Tisepantekipanoske Development Program
This Development Program aims to improve the well-being of children, especially the most vulnerable, using an approach that is long term (15-20 years), holistic, focused on children, and seeks to enable their families, local communities and partners to address the underlying causes of poverty. These root causes are not just lack of access to the basic necessities of life like water, food or health care, but also include inequities like gender or ethnic discrimination, or abusive practices like exploitation or domestic violence that affect a child’s well-being.

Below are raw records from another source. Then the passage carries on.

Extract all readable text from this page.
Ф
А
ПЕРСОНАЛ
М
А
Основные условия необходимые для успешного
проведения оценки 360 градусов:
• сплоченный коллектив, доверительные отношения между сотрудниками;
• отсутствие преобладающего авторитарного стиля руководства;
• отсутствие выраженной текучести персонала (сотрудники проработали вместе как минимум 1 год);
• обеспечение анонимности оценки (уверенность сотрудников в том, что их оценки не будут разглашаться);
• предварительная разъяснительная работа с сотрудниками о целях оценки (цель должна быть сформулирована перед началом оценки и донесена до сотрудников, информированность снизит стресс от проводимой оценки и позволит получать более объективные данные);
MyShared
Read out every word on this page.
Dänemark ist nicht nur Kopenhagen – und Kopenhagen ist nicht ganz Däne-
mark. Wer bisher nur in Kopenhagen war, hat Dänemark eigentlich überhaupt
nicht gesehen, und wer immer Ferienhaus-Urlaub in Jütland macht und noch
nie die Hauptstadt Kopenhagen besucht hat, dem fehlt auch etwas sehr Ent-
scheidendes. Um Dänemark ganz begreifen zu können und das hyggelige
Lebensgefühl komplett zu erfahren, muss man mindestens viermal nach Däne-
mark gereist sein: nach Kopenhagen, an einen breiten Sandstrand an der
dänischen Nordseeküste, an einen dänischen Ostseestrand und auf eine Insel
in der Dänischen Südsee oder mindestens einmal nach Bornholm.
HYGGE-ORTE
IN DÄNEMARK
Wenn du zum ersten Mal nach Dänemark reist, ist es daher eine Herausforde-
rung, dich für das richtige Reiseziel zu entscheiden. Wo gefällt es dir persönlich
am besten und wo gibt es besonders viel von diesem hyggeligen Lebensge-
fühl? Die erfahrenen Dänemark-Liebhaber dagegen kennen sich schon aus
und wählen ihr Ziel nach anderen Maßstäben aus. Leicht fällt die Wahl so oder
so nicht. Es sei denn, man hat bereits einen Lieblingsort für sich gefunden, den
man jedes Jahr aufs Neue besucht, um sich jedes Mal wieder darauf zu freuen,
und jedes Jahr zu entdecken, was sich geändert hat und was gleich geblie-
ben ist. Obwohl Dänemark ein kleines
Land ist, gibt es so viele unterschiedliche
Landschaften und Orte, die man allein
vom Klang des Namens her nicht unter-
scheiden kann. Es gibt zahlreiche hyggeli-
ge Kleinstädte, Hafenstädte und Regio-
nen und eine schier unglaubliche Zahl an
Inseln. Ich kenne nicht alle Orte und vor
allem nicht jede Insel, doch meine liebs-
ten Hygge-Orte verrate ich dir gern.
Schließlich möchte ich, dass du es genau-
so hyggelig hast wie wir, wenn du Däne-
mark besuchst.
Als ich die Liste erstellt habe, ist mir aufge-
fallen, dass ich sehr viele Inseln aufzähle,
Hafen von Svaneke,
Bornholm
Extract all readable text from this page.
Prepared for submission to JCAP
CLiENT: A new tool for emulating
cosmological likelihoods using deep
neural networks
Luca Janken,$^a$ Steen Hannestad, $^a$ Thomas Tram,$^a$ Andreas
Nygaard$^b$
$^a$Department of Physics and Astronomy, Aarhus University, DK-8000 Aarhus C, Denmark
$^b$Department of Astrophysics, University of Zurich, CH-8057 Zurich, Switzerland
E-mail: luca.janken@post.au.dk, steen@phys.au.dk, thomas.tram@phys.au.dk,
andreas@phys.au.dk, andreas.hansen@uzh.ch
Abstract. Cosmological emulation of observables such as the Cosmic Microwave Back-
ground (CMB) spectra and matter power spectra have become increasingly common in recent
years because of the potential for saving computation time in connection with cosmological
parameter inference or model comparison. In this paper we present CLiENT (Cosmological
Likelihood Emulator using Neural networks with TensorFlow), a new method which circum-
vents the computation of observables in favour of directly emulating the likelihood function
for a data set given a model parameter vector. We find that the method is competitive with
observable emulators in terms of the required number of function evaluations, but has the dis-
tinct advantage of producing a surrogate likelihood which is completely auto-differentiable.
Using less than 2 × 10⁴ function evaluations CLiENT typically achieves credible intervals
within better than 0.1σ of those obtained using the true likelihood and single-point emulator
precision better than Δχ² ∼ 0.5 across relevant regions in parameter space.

69 youth completed vocational training in sewing, hairstyling, and other trades, equipping them with skills to earn a living. They were also trained in business management and entrepreneurship. 60 youth attended workshops on environmentally friendly farming methods and 427 youth participated in environmental education activities. 10 youth were trained in advocacy methods, equipping them to influence local government to improve the quality of healthcare services. We worked with local health agencies to monitor the height and weight of 339 children younger than 5, of whom 29 percent were malnourished. We followed up with home visits for malnourished children, educated mothers on nutrition, and included parents in a food security project to help them start growing vegetables and raising livestock. 20 pregnant women and breast-feeding mothers were trained in infant care and early childhood development to reduce malnutrition and illness in babies. 34 parents and caregivers were trained in techniques for developing strong emotional bonds with their young children and for stimulating children's learning and social skills. 104 young adults attended health education sessions on topics including reproductive health and the harmful effects of alcohol abuse 14 families were trained in safe water and sanitation practices to prevent the spread of illness, as well as how to collect and store rainwater. 20 children and their families received access to clean water from five rainwater-harvesting tanks. 53 people, including peer tutors and parents, were trained to assist children with math, reading, and Spanish, helping 235 boys and girls improve their academic performance. 786 children came to our reading spaces for story time and other fun reading activities. As part of the reading program, they also learned what to do if they or someone they know experiences psychological violence at home, school, or in their community. 125 children joined our girls' soccer teams, which were formed in an effort to break down gender barriers and discrimination. 208 children were involved in children's clubs and youth networks, giving them opportunities to participate in decision-making processes that impact their lives. Through our parenting workshops, 62 parents learned how to strengthen their relationships with their children and how to create a loving, nurturing home environment.
This Development Program uses an innovative approach to programming. Instead of creating projects around specific sectors, they conduct integrative projects around the ages of the participants. The 0-5 project, for example, includes activities in health and nutrition from pregnancy to age 5, early education, child development, and birth registration.